Jeong Jun-Chang, Park Jong-Il, Kim Byung-Jun, Kim Hong-Ju, Choi Kang-Un, Nam Jong-Ho, Lee Chan-Hee, Son Jang-Won, Park Jong-Seon, Her Sung-Ho, Chang Ki-Yuk, Ahn Tae-Hoon, Jeong Myung-Ho, Rha Seung-Woon, Kim Hyo-Soo, Gwon Hyeon-Cheol, Seong In-Whan, Hwang Kyung-Kuk, Hur Seung-Ho, Cha Kwang-Soo, Oh Seok-Kyu, Chae Jei-Keon, Kim Ung
Division of Cardiology, Yeungnam University Medical Center, Daegu, Republic of Korea.
Division of Cardiology, Hanmaeum Medical Center, Changwon-si, Gyeongsangnam-do, Republic of Korea.
Front Cardiovasc Med. 2024 Nov 21;11:1447952. doi: 10.3389/fcvm.2024.1447952. eCollection 2024.

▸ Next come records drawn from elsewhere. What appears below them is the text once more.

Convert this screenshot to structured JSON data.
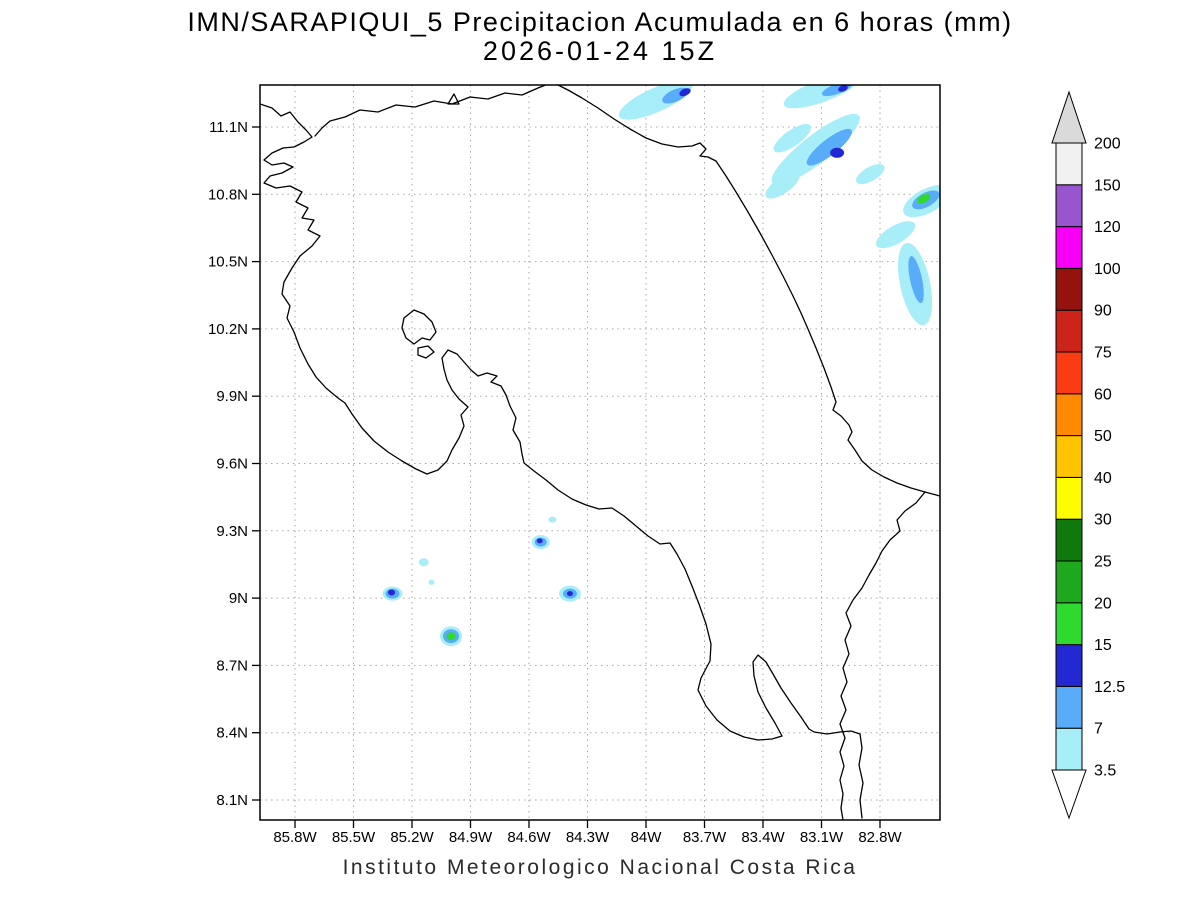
{
  "footer": "Instituto Meteorologico Nacional Costa Rica",
  "chart_data": {
    "type": "heatmap",
    "title": "IMN/SARAPIQUI_5 Precipitacion Acumulada en 6 horas (mm)",
    "subtitle": "2026-01-24 15Z",
    "unit": "mm",
    "grid": true,
    "legend_position": "right",
    "x_ticks": [
      "85.8W",
      "85.5W",
      "85.2W",
      "84.9W",
      "84.6W",
      "84.3W",
      "84W",
      "83.7W",
      "83.4W",
      "83.1W",
      "82.8W"
    ],
    "y_ticks": [
      "11.1N",
      "10.8N",
      "10.5N",
      "10.2N",
      "9.9N",
      "9.6N",
      "9.3N",
      "9N",
      "8.7N",
      "8.4N",
      "8.1N"
    ],
    "colorbar": {
      "values": [
        "3.5",
        "7",
        "12.5",
        "15",
        "20",
        "25",
        "30",
        "40",
        "50",
        "60",
        "75",
        "90",
        "100",
        "120",
        "150",
        "200"
      ],
      "segment_colors": [
        "#A8EEF8",
        "#58ACF8",
        "#2228D2",
        "#2FD92F",
        "#1EA81E",
        "#0E7A0E",
        "#FFFB00",
        "#FFC400",
        "#FF8A00",
        "#FA3C14",
        "#CC231A",
        "#96120E",
        "#F800F8",
        "#9955CE",
        "#F1F1F1"
      ],
      "above_color": "#DADADA",
      "below_color": "#FFFFFF"
    },
    "cells": [
      {
        "lat": 11.22,
        "lon_w": 83.95,
        "rx": 40,
        "ry": 12,
        "rot": -24,
        "level": 0
      },
      {
        "lat": 11.24,
        "lon_w": 83.85,
        "rx": 14,
        "ry": 6,
        "rot": -24,
        "level": 1
      },
      {
        "lat": 11.255,
        "lon_w": 83.8,
        "rx": 6,
        "ry": 3.5,
        "rot": -24,
        "level": 2
      },
      {
        "lat": 11.26,
        "lon_w": 83.1,
        "rx": 40,
        "ry": 11,
        "rot": -20,
        "level": 0
      },
      {
        "lat": 11.27,
        "lon_w": 83.02,
        "rx": 16,
        "ry": 5,
        "rot": -20,
        "level": 1
      },
      {
        "lat": 11.272,
        "lon_w": 82.99,
        "rx": 5,
        "ry": 3,
        "rot": -20,
        "level": 2
      },
      {
        "lat": 11.05,
        "lon_w": 83.25,
        "rx": 22,
        "ry": 8,
        "rot": -35,
        "level": 0
      },
      {
        "lat": 11.0,
        "lon_w": 83.13,
        "rx": 55,
        "ry": 14,
        "rot": -38,
        "level": 0
      },
      {
        "lat": 11.01,
        "lon_w": 83.06,
        "rx": 28,
        "ry": 8,
        "rot": -38,
        "level": 1
      },
      {
        "lat": 10.985,
        "lon_w": 83.02,
        "rx": 7,
        "ry": 5,
        "rot": 0,
        "level": 2
      },
      {
        "lat": 10.84,
        "lon_w": 83.3,
        "rx": 20,
        "ry": 8,
        "rot": -35,
        "level": 0
      },
      {
        "lat": 10.89,
        "lon_w": 82.85,
        "rx": 16,
        "ry": 7,
        "rot": -30,
        "level": 0
      },
      {
        "lat": 10.77,
        "lon_w": 82.56,
        "rx": 26,
        "ry": 12,
        "rot": -28,
        "level": 0
      },
      {
        "lat": 10.775,
        "lon_w": 82.565,
        "rx": 15,
        "ry": 7,
        "rot": -28,
        "level": 1
      },
      {
        "lat": 10.78,
        "lon_w": 82.575,
        "rx": 7,
        "ry": 4,
        "rot": -28,
        "level": 3
      },
      {
        "lat": 10.62,
        "lon_w": 82.72,
        "rx": 22,
        "ry": 9,
        "rot": -30,
        "level": 0
      },
      {
        "lat": 10.4,
        "lon_w": 82.62,
        "rx": 15,
        "ry": 42,
        "rot": -12,
        "level": 0
      },
      {
        "lat": 10.42,
        "lon_w": 82.615,
        "rx": 6,
        "ry": 24,
        "rot": -12,
        "level": 1
      },
      {
        "lat": 9.02,
        "lon_w": 85.3,
        "rx": 10,
        "ry": 7,
        "rot": 0,
        "level": 0
      },
      {
        "lat": 9.02,
        "lon_w": 85.3,
        "rx": 7,
        "ry": 5,
        "rot": 0,
        "level": 1
      },
      {
        "lat": 9.025,
        "lon_w": 85.305,
        "rx": 3.5,
        "ry": 3,
        "rot": 0,
        "level": 2
      },
      {
        "lat": 9.16,
        "lon_w": 85.14,
        "rx": 5,
        "ry": 4,
        "rot": 0,
        "level": 0
      },
      {
        "lat": 9.07,
        "lon_w": 85.1,
        "rx": 3,
        "ry": 2.5,
        "rot": 0,
        "level": 0
      },
      {
        "lat": 9.25,
        "lon_w": 84.54,
        "rx": 9,
        "ry": 7,
        "rot": 0,
        "level": 0
      },
      {
        "lat": 9.25,
        "lon_w": 84.54,
        "rx": 6,
        "ry": 4.5,
        "rot": 0,
        "level": 1
      },
      {
        "lat": 9.255,
        "lon_w": 84.545,
        "rx": 3,
        "ry": 2.5,
        "rot": 0,
        "level": 2
      },
      {
        "lat": 9.35,
        "lon_w": 84.48,
        "rx": 4,
        "ry": 3,
        "rot": 0,
        "level": 0
      },
      {
        "lat": 9.02,
        "lon_w": 84.39,
        "rx": 11,
        "ry": 8,
        "rot": 0,
        "level": 0
      },
      {
        "lat": 9.02,
        "lon_w": 84.39,
        "rx": 7,
        "ry": 5,
        "rot": 0,
        "level": 1
      },
      {
        "lat": 9.02,
        "lon_w": 84.39,
        "rx": 3,
        "ry": 2.5,
        "rot": 0,
        "level": 2
      },
      {
        "lat": 8.83,
        "lon_w": 85.0,
        "rx": 11,
        "ry": 10,
        "rot": 0,
        "level": 0
      },
      {
        "lat": 8.83,
        "lon_w": 85.0,
        "rx": 8,
        "ry": 7,
        "rot": 0,
        "level": 1
      },
      {
        "lat": 8.83,
        "lon_w": 85.0,
        "rx": 4.5,
        "ry": 4,
        "rot": 0,
        "level": 3
      }
    ]
  }
}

Data on the clinical impact of beta-blockers (BBs) in patients with myocardial infarction (MI) who had non-reduced left ventricular ejection fraction (LVEF) after percutaneous coronary intervention are limited.
From 2016 to 2020, we evaluated a cohort of 12,101 myocardial infarction patients with a non-reduced LVEF (≥40%) from the Korean Acute Myocardial Infarction Registry V. Patients were divided into two groups based on their BB (carvedilol, bisoprolol, or nebivolol) treatment at discharge: with beta-blocker treatment (BB, = 9,468) and without beta-blocker treatment (non-BB, = 2,633). The primary endpoint after discharge was the occurrence of patient-oriented composite endpoints (POCEs), including all-cause mortality, any MI, or any revascularization at 1-year follow-up.
The median follow-up period was 353 days (interquartile range, 198-378 days). At 1-year follow-up, no significant differences were observed in the primary endpoint between the BB group and the non-BB group. Before propensity score (PS) matching, the POCE incidence was 3.1% in the BB group vs. 3.4% in the non-BB group [hazard ratio (HR) 0.86, 95% confidence interval (CI) 0.68-1.09, = 0.225]. After PS matching, the POCE incidence remained similar between the two groups (3.7% vs. 3.4%, HR 1.01, 95% CI 0.76-1.35, = 0.931). Individual outcomes, including all-cause mortality, myocardial infarction, and revascularization, also showed no significant differences between the two groups. Independent predictors of 1-year POCEs after discharge were age, chronic kidney disease, reduced LVEF, and multivessel disease.
BB treatment in patients with acute MI and non-reduced LVEF was not associated with a significant reduction in cardiovascular outcomes at 1-year follow-up.
关于β受体阻滞剂(BBs)对经皮冠状动脉介入治疗后左心室射血分数(LVEF)未降低的心肌梗死(MI)患者的临床影响的数据有限。
2016年至2020年,我们对来自韩国急性心肌梗死注册研究V的12101例LVEF未降低(≥40%)的心肌梗死患者进行了评估。根据出院时是否接受BB(卡维地洛、比索洛尔或奈必洛尔)治疗将患者分为两组:接受β受体阻滞剂治疗(BB组,n = 9468)和未接受β受体阻滞剂治疗(非BB组,n = 2633)。出院后的主要终点是患者导向性复合终点(POCEs)的发生情况,包括1年随访时的全因死亡率、任何心肌梗死或任何血管重建术。
中位随访期为353天(四分位间距,198 - 378天)。在1年随访时,BB组和非BB组在主要终点方面未观察到显著差异。在倾向评分(PS)匹配前,BB组的POCE发生率为3.1%,非BB组为3.4%[风险比(HR)0.86,95%置信区间(CI)0.68 - 1.09,P = 0.225]。PS匹配后,两组之间的POCE发生率仍然相似(3.7%对3.4%,HR 1.01,95% CI 0.76 - 1.35,P = 0.931)。包括全因死亡率、心肌梗死和血管重建术在内的个体结局在两组之间也未显示出显著差异。出院后1年POCEs的独立预测因素为年龄、慢性肾脏病、LVEF降低和多支血管病变。
急性心肌梗死且LVEF未降低的患者接受BB治疗在1年随访时与心血管结局的显著降低无关。